I was brought up more or less an atheist. Most people in my family don't believe in God and when I started showing signs of being more spiritual in my teen years, my family laughed it off as if it was a passing phase. I went to a Catholic school, which put me off religion with its very strict, old-fashioned manner of teaching, and by the time I was in my 20's, I had more or less come to the conclusion that life without religion was better than life with it.
But when, through my voluntary work, I began to meet more and more Muslims. I started to question why they seemed more at peace with themselves and more open to helping others than other people I had met.
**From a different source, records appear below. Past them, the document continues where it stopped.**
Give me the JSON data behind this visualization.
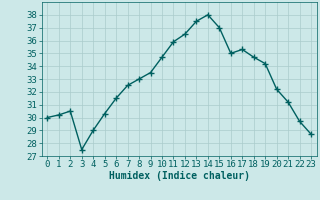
{
  "x": [
    0,
    1,
    2,
    3,
    4,
    5,
    6,
    7,
    8,
    9,
    10,
    11,
    12,
    13,
    14,
    15,
    16,
    17,
    18,
    19,
    20,
    21,
    22,
    23
  ],
  "y": [
    30.0,
    30.2,
    30.5,
    27.5,
    29.0,
    30.3,
    31.5,
    32.5,
    33.0,
    33.5,
    34.7,
    35.9,
    36.5,
    37.5,
    38.0,
    37.0,
    35.0,
    35.3,
    34.7,
    34.2,
    32.2,
    31.2,
    29.7,
    28.7
  ],
  "line_color": "#006060",
  "marker": "+",
  "marker_size": 5,
  "bg_color": "#cce8e8",
  "grid_color": "#aacccc",
  "xlabel": "Humidex (Indice chaleur)",
  "ylim": [
    27,
    39
  ],
  "xlim_min": -0.5,
  "xlim_max": 23.5,
  "yticks": [
    27,
    28,
    29,
    30,
    31,
    32,
    33,
    34,
    35,
    36,
    37,
    38
  ],
  "xticks": [
    0,
    1,
    2,
    3,
    4,
    5,
    6,
    7,
    8,
    9,
    10,
    11,
    12,
    13,
    14,
    15,
    16,
    17,
    18,
    19,
    20,
    21,
    22,
    23
  ],
  "xlabel_fontsize": 7,
  "tick_fontsize": 6.5,
  "label_color": "#006060",
  "linewidth": 1.0,
  "markeredgewidth": 1.0
}
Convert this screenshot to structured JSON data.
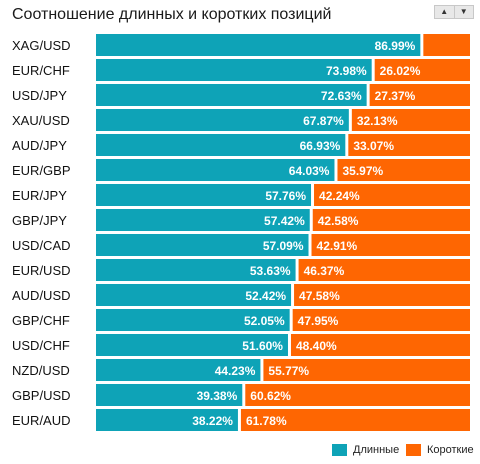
{
  "header": {
    "title": "Соотношение длинных и коротких позиций"
  },
  "sorter": {
    "up_icon": "triangle-up-icon",
    "down_icon": "triangle-down-icon"
  },
  "colors": {
    "long": "#0ea3b7",
    "short": "#fe6602"
  },
  "legend": {
    "long_label": "Длинные",
    "short_label": "Короткие"
  },
  "chart_data": {
    "type": "bar",
    "orientation": "horizontal",
    "stacked": true,
    "categories": [
      "XAG/USD",
      "EUR/CHF",
      "USD/JPY",
      "XAU/USD",
      "AUD/JPY",
      "EUR/GBP",
      "EUR/JPY",
      "GBP/JPY",
      "USD/CAD",
      "EUR/USD",
      "AUD/USD",
      "GBP/CHF",
      "USD/CHF",
      "NZD/USD",
      "GBP/USD",
      "EUR/AUD"
    ],
    "series": [
      {
        "name": "Длинные",
        "values": [
          86.99,
          73.98,
          72.63,
          67.87,
          66.93,
          64.03,
          57.76,
          57.42,
          57.09,
          53.63,
          52.42,
          52.05,
          51.6,
          44.23,
          39.38,
          38.22
        ],
        "labels": [
          "86.99%",
          "73.98%",
          "72.63%",
          "67.87%",
          "66.93%",
          "64.03%",
          "57.76%",
          "57.42%",
          "57.09%",
          "53.63%",
          "52.42%",
          "52.05%",
          "51.60%",
          "44.23%",
          "39.38%",
          "38.22%"
        ]
      },
      {
        "name": "Короткие",
        "values": [
          13.01,
          26.02,
          27.37,
          32.13,
          33.07,
          35.97,
          42.24,
          42.58,
          42.91,
          46.37,
          47.58,
          47.95,
          48.4,
          55.77,
          60.62,
          61.78
        ],
        "labels": [
          "",
          "26.02%",
          "27.37%",
          "32.13%",
          "33.07%",
          "35.97%",
          "42.24%",
          "42.58%",
          "42.91%",
          "46.37%",
          "47.58%",
          "47.95%",
          "48.40%",
          "55.77%",
          "60.62%",
          "61.78%"
        ]
      }
    ],
    "xlim": [
      0,
      100
    ],
    "grid": false,
    "legend_position": "bottom-right"
  }
}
I found in many of them a kind of selflessness and sense of community that I thought in our fast-paced, modern world didn't exist anymore.
Fasting in the middle of summer in Northern Europe turned out to be more difficult than I expected, but there was a certain feeling of satisfaction when it came to gathering in the evening for Iftar. Every day I read the Quran, discussed it with friends and delved deeper into the history of the life of the Prophet (pbuh), his amazingly strong and powerful wives Khadija and Aisha, and his beloved daughter Fatima.
Was this the same religion I had seen so often in the news, linked with terrorism and oppression of women? The message I found in Islam was one of peace and equality. That there existed a man in the 6th Century who freed slaves, rejoiced as much in having daughters as in having sons, and announced in his last speech that everyone was equal, regardless of race or where they came from, was incredible to me.
I am a fierce feminist, so I never believed that Islam would be the religion for me. But reading the story of Khadija and understanding why the Quran placed rules in Islam for women - not to oppress them, but to protect them - made me realise that Islam was one of the first feminist messages in our world.